Kurduğumuz sahte cennetleri satmadan...
Kışın en soğuk günlerindeyiz... Kar geliyor diye tedbirler alıyoruz, en kalın elbiselerimizi giyiyoruz, evlerimizde bir gün kaloriferlerimiz yanmasa ne yapacağımızı şaşırıyoruz. Çocuklarımızın gözlerinin içine bakıyoruz, üşüyüp hasta olmasınlar diye üzerlerine titriyoruz.
Acaba şu kış günlerinde Halepli çocukların nasıl bir yaşama mücadelesi verdiklerini biliyor muyuz? Onların nasıl bir cehennemi yaşadıklarından haberimiz var mı?
Şu anda Halep’te kıtlık tehlikesi var, yardım konvoylarının kente girmesine izin verilmiyor. Halep’in çocukları günde bir öğün bile yemek bulamama tehlikesiyle karşı karşıya. İnsanlık düşmanı Esad rejimi ve Rusya diktatörü Putin açlık silahını kullanıyor. Bu da yetmiyor çocukları bombalarla paramparça ediyorlar.

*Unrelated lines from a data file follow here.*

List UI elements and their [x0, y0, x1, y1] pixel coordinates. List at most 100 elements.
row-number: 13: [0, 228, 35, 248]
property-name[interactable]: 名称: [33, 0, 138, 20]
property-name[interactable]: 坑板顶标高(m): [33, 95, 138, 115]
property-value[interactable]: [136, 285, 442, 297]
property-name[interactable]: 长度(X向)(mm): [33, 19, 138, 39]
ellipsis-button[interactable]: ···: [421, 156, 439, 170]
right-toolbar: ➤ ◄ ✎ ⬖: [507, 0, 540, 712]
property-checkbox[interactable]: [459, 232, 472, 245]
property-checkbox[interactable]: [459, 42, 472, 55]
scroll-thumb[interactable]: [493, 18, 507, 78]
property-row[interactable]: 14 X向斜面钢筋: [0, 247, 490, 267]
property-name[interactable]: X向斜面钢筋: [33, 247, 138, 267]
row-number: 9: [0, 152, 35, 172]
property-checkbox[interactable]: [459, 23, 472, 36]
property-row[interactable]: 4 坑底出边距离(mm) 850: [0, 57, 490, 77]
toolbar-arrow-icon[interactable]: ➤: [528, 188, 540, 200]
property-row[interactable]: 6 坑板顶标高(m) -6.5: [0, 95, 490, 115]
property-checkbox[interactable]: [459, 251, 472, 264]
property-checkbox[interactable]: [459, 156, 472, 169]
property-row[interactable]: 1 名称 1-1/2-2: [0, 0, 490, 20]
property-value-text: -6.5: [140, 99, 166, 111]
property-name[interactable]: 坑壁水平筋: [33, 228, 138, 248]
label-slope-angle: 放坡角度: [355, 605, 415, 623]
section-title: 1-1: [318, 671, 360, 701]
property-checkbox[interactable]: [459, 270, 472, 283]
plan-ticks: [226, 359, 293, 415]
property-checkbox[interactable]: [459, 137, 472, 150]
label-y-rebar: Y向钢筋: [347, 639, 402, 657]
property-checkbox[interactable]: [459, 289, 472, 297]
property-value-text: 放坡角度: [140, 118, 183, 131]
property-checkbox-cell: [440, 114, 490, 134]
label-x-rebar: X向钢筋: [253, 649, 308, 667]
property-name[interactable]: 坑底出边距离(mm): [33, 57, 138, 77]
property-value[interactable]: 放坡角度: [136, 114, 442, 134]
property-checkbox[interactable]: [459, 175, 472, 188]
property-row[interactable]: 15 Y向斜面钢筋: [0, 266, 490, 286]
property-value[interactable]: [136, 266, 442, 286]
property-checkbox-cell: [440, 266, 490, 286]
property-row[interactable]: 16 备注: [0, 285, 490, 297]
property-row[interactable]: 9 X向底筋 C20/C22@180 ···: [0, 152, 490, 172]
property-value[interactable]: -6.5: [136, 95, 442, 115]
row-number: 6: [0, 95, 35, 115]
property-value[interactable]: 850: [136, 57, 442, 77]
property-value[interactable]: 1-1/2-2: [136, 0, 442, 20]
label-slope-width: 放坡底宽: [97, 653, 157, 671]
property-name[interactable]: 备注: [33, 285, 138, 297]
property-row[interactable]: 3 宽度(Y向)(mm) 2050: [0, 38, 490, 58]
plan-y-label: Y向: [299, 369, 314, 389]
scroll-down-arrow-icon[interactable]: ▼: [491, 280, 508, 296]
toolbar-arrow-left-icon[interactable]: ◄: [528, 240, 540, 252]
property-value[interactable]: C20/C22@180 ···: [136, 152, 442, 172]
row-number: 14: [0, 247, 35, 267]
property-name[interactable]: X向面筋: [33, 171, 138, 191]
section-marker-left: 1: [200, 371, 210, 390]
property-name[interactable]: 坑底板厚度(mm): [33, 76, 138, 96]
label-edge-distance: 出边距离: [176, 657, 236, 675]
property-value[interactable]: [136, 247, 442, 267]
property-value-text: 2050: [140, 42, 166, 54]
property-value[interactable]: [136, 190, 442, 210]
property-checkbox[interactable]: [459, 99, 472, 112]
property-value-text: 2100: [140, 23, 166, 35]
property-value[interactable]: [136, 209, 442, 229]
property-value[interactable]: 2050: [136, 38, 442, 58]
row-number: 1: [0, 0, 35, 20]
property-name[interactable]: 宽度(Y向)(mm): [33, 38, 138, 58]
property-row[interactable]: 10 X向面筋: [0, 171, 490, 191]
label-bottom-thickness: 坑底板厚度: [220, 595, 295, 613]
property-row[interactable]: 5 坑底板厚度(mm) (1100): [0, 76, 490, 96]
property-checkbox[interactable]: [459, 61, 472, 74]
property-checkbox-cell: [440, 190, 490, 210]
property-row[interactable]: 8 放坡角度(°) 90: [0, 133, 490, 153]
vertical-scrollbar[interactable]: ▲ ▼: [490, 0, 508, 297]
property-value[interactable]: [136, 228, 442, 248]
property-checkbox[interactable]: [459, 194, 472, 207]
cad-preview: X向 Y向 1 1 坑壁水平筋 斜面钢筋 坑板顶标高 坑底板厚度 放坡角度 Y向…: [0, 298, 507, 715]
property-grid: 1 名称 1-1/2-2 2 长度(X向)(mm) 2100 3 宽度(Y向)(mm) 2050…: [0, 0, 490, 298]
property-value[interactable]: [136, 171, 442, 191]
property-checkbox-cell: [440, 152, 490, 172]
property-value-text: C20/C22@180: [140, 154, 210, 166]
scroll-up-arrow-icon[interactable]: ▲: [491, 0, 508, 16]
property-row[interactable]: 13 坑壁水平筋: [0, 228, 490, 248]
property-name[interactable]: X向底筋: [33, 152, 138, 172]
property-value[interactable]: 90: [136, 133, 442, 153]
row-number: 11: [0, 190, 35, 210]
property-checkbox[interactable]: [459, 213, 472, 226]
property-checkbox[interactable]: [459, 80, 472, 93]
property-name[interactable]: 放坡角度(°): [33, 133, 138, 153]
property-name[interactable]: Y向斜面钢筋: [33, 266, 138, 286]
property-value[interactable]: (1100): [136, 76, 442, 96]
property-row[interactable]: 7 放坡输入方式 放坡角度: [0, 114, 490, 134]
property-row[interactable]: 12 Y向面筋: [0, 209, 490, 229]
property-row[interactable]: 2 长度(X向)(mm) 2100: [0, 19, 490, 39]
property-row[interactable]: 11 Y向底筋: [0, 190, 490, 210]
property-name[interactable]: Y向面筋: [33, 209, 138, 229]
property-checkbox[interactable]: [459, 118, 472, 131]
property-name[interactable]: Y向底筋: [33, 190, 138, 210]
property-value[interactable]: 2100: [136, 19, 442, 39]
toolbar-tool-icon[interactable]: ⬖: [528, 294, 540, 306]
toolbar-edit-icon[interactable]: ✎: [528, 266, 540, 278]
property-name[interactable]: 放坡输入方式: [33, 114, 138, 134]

Savaşın başladığı 2011’den bu yana Suriye’de 23 binin üzerinde çocuk hayatını kaybetmiş. Suriyeli Ümran’ı yıkıntıların arasından çıkarıp tedavi eden Dr. Mustafa Sarout’un şu dramatik ifadelerini hepimiz hatırlıyoruz: “Tam bir şok halindeydi. Olanların şaşkınlığını yaşıyordu. Alnındaki yaradan dolayı yüzü kana, vücudu da toza bulanmıştı. Kan da toza karışmıştı. Evinde güvende oturuyordu, belki de uyuyordu. Sonra evi başına yıkıldı. Biz onu tedavi ederken çığlık atmıyordu, ağlamıyordu, şok halindeydi. Buz kesen çocuğun hali bizi de şaşırttı.”
Şu anda da biz sıcak evlerimizde otururken Halepli çocuklar Putin’in ve Esad’ın bombalarıyla can veriyor.
Onlar bu çağın masum ve mazlum çocukları..
Dünya onlara sessiz..
Feryatları arşı titretirken, insanların taşlaşmış vicdanlarını harekete geçiremiyor..
Onlar hepimizi bekliyor, seslerini duymamızı bekliyorlar...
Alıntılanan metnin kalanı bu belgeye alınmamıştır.